# ICT Visa processing time



## [email protected] (6 mo ago)

Hi ,

I applied for ICT Visa in Feb 2022, can someone share the *indicative timelines* for this category visa. They are centralizing the process in Pretoria so now the consulate also cant help us.
Thanks!


----------



## singhkmanish (5 mo ago)

Looks like no timelines are applicable anymore.


----------



## [email protected] (4 mo ago)

[email protected] said:


> Hi ,
> 
> I applied for ICT Visa in Feb 2022, can someone share the *indicative timelines* for this category visa.
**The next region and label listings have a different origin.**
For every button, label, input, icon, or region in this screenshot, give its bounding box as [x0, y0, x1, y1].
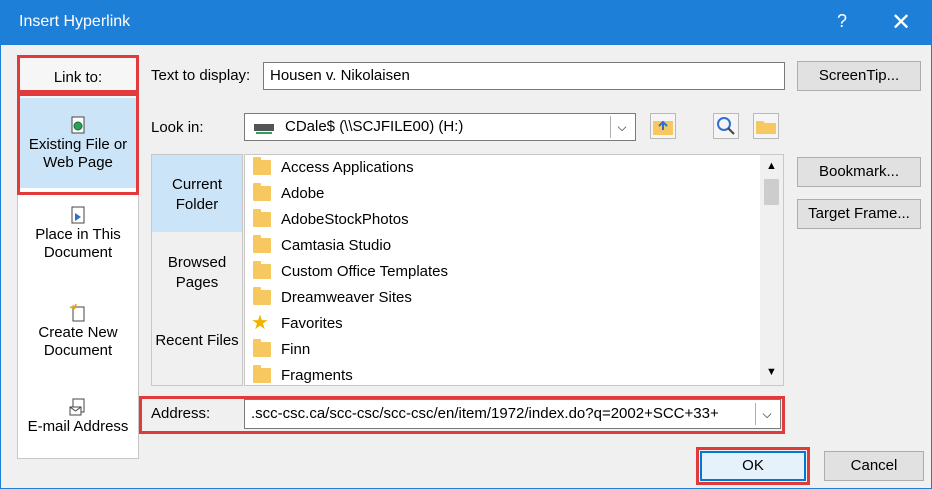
list-item[interactable]: Camtasia Studio [253, 233, 743, 259]
sidebar-item-current-folder[interactable]: Current Folder [152, 155, 242, 232]
link-option-label: Place in This Document [35, 226, 121, 261]
bookmark-button[interactable]: Bookmark... [797, 157, 921, 187]
existing-file-highlight [17, 93, 139, 195]
scroll-thumb[interactable] [764, 179, 779, 205]
list-item[interactable]: ★ Favorites [251, 311, 743, 337]
address-label: Address: [151, 405, 211, 422]
list-item[interactable]: Adobe [253, 181, 743, 207]
close-button[interactable]: ✕ [891, 8, 911, 37]
link-option-place-in-document[interactable]: Place in This Document [20, 206, 136, 276]
address-field[interactable]: .scc-csc.ca/scc-csc/scc-csc/en/item/1972… [244, 399, 781, 429]
list-item[interactable]: Fragments [253, 363, 743, 385]
link-option-label: Create New Document [38, 324, 118, 359]
browse-sidebar: Current Folder Browsed Pages Recent File… [151, 154, 243, 386]
star-icon: ★ [251, 312, 269, 334]
list-item[interactable]: AdobeStockPhotos [253, 207, 743, 233]
address-value: .scc-csc.ca/scc-csc/scc-csc/en/item/1972… [251, 405, 719, 422]
look-in-label: Look in: [151, 119, 204, 136]
browse-web-icon [717, 117, 735, 135]
list-item[interactable]: Custom Office Templates [253, 259, 743, 285]
folder-icon [253, 261, 271, 279]
scroll-down-icon[interactable]: ▼ [760, 363, 783, 381]
sidebar-item-recent-files[interactable]: Recent Files [152, 311, 242, 385]
link-option-label: E-mail Address [27, 418, 129, 435]
file-list-scrollbar[interactable]: ▲ ▼ [760, 155, 783, 385]
look-in-value: CDale$ (\\SCJFILE00) (H:) [285, 118, 464, 135]
folder-icon [253, 157, 271, 175]
ok-button[interactable]: OK [700, 451, 806, 481]
browse-web-button[interactable] [713, 113, 739, 139]
up-folder-icon [653, 120, 673, 135]
insert-hyperlink-dialog: Insert Hyperlink ? ✕ Link to: Existing F… [0, 0, 932, 489]
folder-icon [253, 235, 271, 253]
open-folder-icon [756, 121, 776, 134]
folder-icon [253, 183, 271, 201]
up-one-folder-button[interactable] [650, 113, 676, 139]
text-to-display-label: Text to display: [151, 67, 251, 84]
chevron-down-icon[interactable]: ⌵ [755, 403, 778, 425]
sidebar-item-browsed-pages[interactable]: Browsed Pages [152, 233, 242, 310]
folder-icon [253, 339, 271, 357]
list-item[interactable]: Finn [253, 337, 743, 363]
screentip-button[interactable]: ScreenTip... [797, 61, 921, 91]
create-new-document-icon [69, 304, 85, 322]
link-option-email-address[interactable]: E-mail Address [20, 398, 136, 458]
browse-file-button[interactable] [753, 113, 779, 139]
help-button[interactable]: ? [837, 11, 847, 32]
title-bar: Insert Hyperlink ? ✕ [1, 1, 931, 45]
link-option-create-new-document[interactable]: Create New Document [20, 304, 136, 374]
cancel-button[interactable]: Cancel [824, 451, 924, 481]
look-in-dropdown[interactable]: CDale$ (\\SCJFILE00) (H:) ⌵ [244, 113, 636, 141]
place-in-document-icon [71, 206, 85, 224]
text-to-display-field[interactable]: Housen v. Nikolaisen [263, 62, 785, 90]
folder-icon [253, 209, 271, 227]
dialog-title: Insert Hyperlink [19, 13, 131, 30]
link-to-highlight [17, 55, 139, 93]
folder-icon [253, 287, 271, 305]
list-item[interactable]: Dreamweaver Sites [253, 285, 743, 311]
scroll-up-icon[interactable]: ▲ [760, 157, 783, 175]
chevron-down-icon[interactable]: ⌵ [610, 116, 633, 138]
target-frame-button[interactable]: Target Frame... [797, 199, 921, 229]
file-list[interactable]: Access Applications Adobe AdobeStockPhot… [244, 154, 784, 386]
folder-icon [253, 365, 271, 383]
list-item[interactable]: Access Applications [253, 155, 743, 181]
network-drive-icon [254, 124, 274, 134]
email-address-icon [69, 398, 85, 416]
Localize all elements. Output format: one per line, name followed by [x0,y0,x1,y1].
They are centralizing the process in Pretoria so now the consulate also cant help us.
> Thanks!


Have you received the VISA??


----------



## [email protected] (4 mo ago)

[email protected] said:


> Hi ,
> 
> I applied for ICT Visa in Feb 2022, can someone share the *indicative timelines* for this category visa. They are centralizing the process in Pretoria so now the consulate also cant help us.
> Thanks!


I Also applied ICT VISA on month of May still not received. Have you received VISA. If received when you received?


----------



## [email protected] (4 mo ago)

[email protected] said:


> I Also applied ICT VISA on month of May still not received. Have you received VISA. If received when you received?


Have you received the VISA? One mf my friend who applied in the month of FEB received the VISA


----------